Episcopal bishop the Rev Otis Charles, who became the first Christian bishop to come out as gay to fight for LGBTI rights in 1993, passed away 26 December

Rev Otis Charles, first Christian bishop to come out, dies

The Rev Otis Charles, a prominent advocate for LGBTI rights from the US Episcopal Church has died following a brief illness.

Charles passed away 26 December in the company of family members at San Francisco’s Coming Home Hospice aged 87.

Charles became the first ever bishop to come out publicly as gay in 1993 soon after his retirement and became a vocal proponent for LGBTI equality from within the Episcopal Church.
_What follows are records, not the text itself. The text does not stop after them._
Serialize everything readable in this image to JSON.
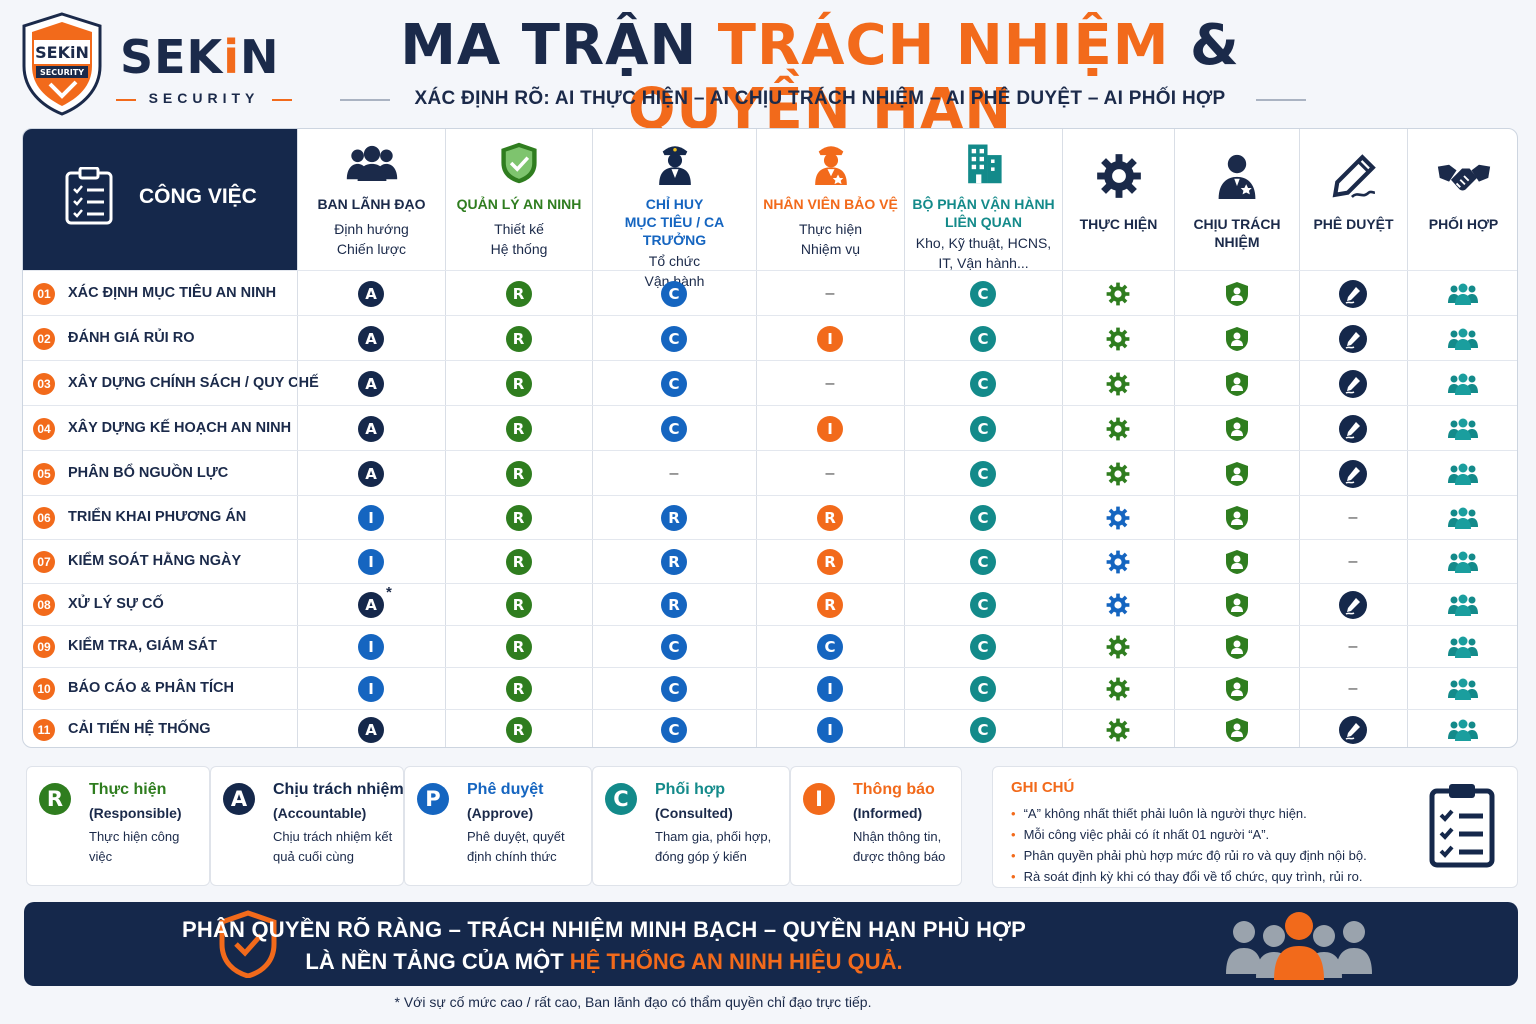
{
  "brand": {
    "name_a": "SEK",
    "name_b": "i",
    "name_c": "N",
    "sub": "SECURITY",
    "badge_text": "SEKiN",
    "badge_sub": "SECURITY",
    "brand_color": "#f26a1b",
    "navy": "#15284b"
  },
  "header": {
    "title_part1": "MA TRẬN ",
    "title_part2": "TRÁCH NHIỆM",
    "title_part3": " & ",
    "title_part4": "QUYỀN HẠN",
    "subtitle": "XÁC ĐỊNH RÕ: AI THỰC HIỆN – AI CHỊU TRÁCH NHIỆM – AI PHÊ DUYỆT – AI PHỐI HỢP"
  },
  "matrix": {
    "first_col_label": "CÔNG VIỆC",
    "columns": [
      {
        "title": "BAN LÃNH ĐẠO",
        "title2": "",
        "sub1": "Định hướng",
        "sub2": "Chiến lược",
        "icon": "team-icon",
        "color": "#1b2a4a"
      },
      {
        "title": "QUẢN LÝ AN NINH",
        "title2": "",
        "sub1": "Thiết kế",
        "sub2": "Hệ thống",
        "icon": "shield-check-icon",
        "color": "#2f7d1f"
      },
      {
        "title": "CHỈ HUY",
        "title2": "MỤC TIÊU / CA TRƯỞNG",
        "sub1": "Tổ chức",
        "sub2": "Vận hành",
        "icon": "officer-icon",
        "color": "#1565c0"
      },
      {
        "title": "NHÂN VIÊN BẢO VỆ",
        "title2": "",
        "sub1": "Thực hiện",
        "sub2": "Nhiệm vụ",
        "icon": "guard-icon",
        "color": "#f26a1b"
      },
      {
        "title": "BỘ PHẬN VẬN HÀNH",
        "title2": "LIÊN QUAN",
        "sub1": "Kho, Kỹ thuật, HCNS,",
        "sub2": "IT, Vận hành...",
        "icon": "building-icon",
        "color": "#138a8a"
      },
      {
        "title": "THỰC HIỆN",
        "icon": "gear-icon",
        "color": "#1b2a4a"
      },
      {
        "title": "CHỊU TRÁCH NHIỆM",
        "icon": "person-badge-icon",
        "color": "#1b2a4a"
      },
      {
        "title": "PHÊ DUYỆT",
        "icon": "pen-sign-icon",
        "color": "#1b2a4a"
      },
      {
        "title": "PHỐI HỢP",
        "icon": "handshake-icon",
        "color": "#1b2a4a"
      }
    ],
    "rows": [
      {
        "num": "01",
        "task": "XÁC ĐỊNH MỤC TIÊU AN NINH",
        "roles": [
          "A",
          "R",
          "C",
          "-",
          "C"
        ],
        "exec": "green",
        "approve": true
      },
      {
        "num": "02",
        "task": "ĐÁNH GIÁ RỦI RO",
        "roles": [
          "A",
          "R",
          "C",
          "I",
          "C"
        ],
        "exec": "green",
        "approve": true
      },
      {
        "num": "03",
        "task": "XÂY DỰNG CHÍNH SÁCH / QUY CHẾ",
        "roles": [
          "A",
          "R",
          "C",
          "-",
          "C"
        ],
        "exec": "green",
        "approve": true
      },
      {
        "num": "04",
        "task": "XÂY DỰNG KẾ HOẠCH AN NINH",
        "roles": [
          "A",
          "R",
          "C",
          "I",
          "C"
        ],
        "exec": "green",
        "approve": true
      },
      {
        "num": "05",
        "task": "PHÂN BỔ NGUỒN LỰC",
        "roles": [
          "A",
          "R",
          "-",
          "-",
          "C"
        ],
        "exec": "green",
        "approve": true
      },
      {
        "num": "06",
        "task": "TRIỂN KHAI PHƯƠNG ÁN",
        "roles": [
          "I",
          "R",
          "R",
          "R",
          "C"
        ],
        "exec": "blue",
        "approve": false
      },
      {
        "num": "07",
        "task": "KIỂM SOÁT HẰNG NGÀY",
        "roles": [
          "I",
          "R",
          "R",
          "R",
          "C"
        ],
        "exec": "blue",
        "approve": false
      },
      {
        "num": "08",
        "task": "XỬ LÝ SỰ CỐ",
        "roles": [
          "A",
          "R",
          "R",
          "R",
          "C"
        ],
        "star": "*",
        "exec": "blue",
        "approve": true
      },
      {
        "num": "09",
        "task": "KIỂM TRA, GIÁM SÁT",
        "roles": [
          "I",
          "R",
          "C",
          "C",
          "C"
        ],
        "exec": "green",
        "approve": false
      },
      {
        "num": "10",
        "task": "BÁO CÁO & PHÂN TÍCH",
        "roles": [
          "I",
          "R",
          "C",
          "I",
          "C"
        ],
        "exec": "green",
        "approve": false
      },
      {
        "num": "11",
        "task": "CẢI TIẾN HỆ THỐNG",
        "roles": [
          "A",
          "R",
          "C",
          "I",
          "C"
        ],
        "exec": "green",
        "approve": true
      }
    ],
    "dash": "–"
  },
  "legend": [
    {
      "letter": "R",
      "title": "Thực hiện",
      "en": "(Responsible)",
      "desc": "Thực hiện công việc",
      "color": "#2f7d1f"
    },
    {
      "letter": "A",
      "title": "Chịu trách nhiệm",
      "en": "(Accountable)",
      "desc": "Chịu trách nhiệm kết quả cuối cùng",
      "color": "#15284b"
    },
    {
      "letter": "P",
      "title": "Phê duyệt",
      "en": "(Approve)",
      "desc": "Phê duyệt, quyết định chính thức",
      "color": "#1565c0"
    },
    {
      "letter": "C",
      "title": "Phối hợp",
      "en": "(Consulted)",
      "desc": "Tham gia, phối hợp, đóng góp ý kiến",
      "color": "#138a8a"
    },
    {
      "letter": "I",
      "title": "Thông báo",
      "en": "(Informed)",
      "desc": "Nhận thông tin, được thông báo",
      "color": "#f26a1b"
    }
  ],
  "notes": {
    "title": "GHI CHÚ",
    "items": [
      "“A” không nhất thiết phải luôn là người thực hiện.",
      "Mỗi công việc phải có ít nhất 01 người “A”.",
      "Phân quyền phải phù hợp mức độ rủi ro và quy định nội bộ.",
      "Rà soát định kỳ khi có thay đổi về tổ chức, quy trình, rủi ro."
    ]
  },
  "banner": {
    "line1": "PHÂN QUYỀN RÕ RÀNG – TRÁCH NHIỆM MINH BẠCH – QUYỀN HẠN PHÙ HỢP",
    "line2a": "LÀ NỀN TẢNG CỦA MỘT ",
    "line2b": "HỆ THỐNG AN NINH HIỆU QUẢ."
  },
  "footnote": "* Với sự cố mức cao / rất cao, Ban lãnh đạo có thẩm quyền chỉ đạo trực tiếp.",
  "role_colors": {
    "A": "#15284b",
    "R": "#2f7d1f",
    "C": "#1565c0",
    "C_teal": "#138a8a",
    "I": "#1565c0",
    "I_orange": "#f26a1b",
    "R_orange": "#f26a1b",
    "R_blue": "#1565c0",
    "C_blue": "#1565c0",
    "exec_green": "#2f7d1f",
    "exec_blue": "#1565c0"
  }
}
After retiring and coming out Charles continued to be a voting member of the Episcopal House of Bishops and in 2003 was one of those who voted to approve the election of the Rev Gene Robinson to be bishop of New Hampshire – the first openly gay man elected to such a high rank within the church.

Only four years earlier Charles was arrested and lead away in handcuffs at the Episcopal Church’s national convention as part of a protest action against the church’s historical treatment of LGBTI people.

In 2004 Charles told the San Francisco Chronicle about his decision to come out publicly.

‘I was ashamed of myself for remaining silent when the church was involved in an acrimonious debate about the whole question of gay people in the life of the church. I couldn’t live with that any longer,’ Charles said.

Charles came out to his wife Elvira in 1976 and the couple divorced shortly after he came out publicly in 1993.

The couple had five children together, who in turn have produced ten grandchildren and four great-grandchildren.

Charles found love again at age 76 when he met retired professor Felipe Sanchez-Paris and the couple were married in a church wedding in 2004 and then again legally in 2008.

Sanchez-Paris died in July of 2013.

A memorial service is scheduled at 2pm, 11 January at St. Gregory of Nysaa Episcopal Church, 500 DeHaro Street, San Francisco.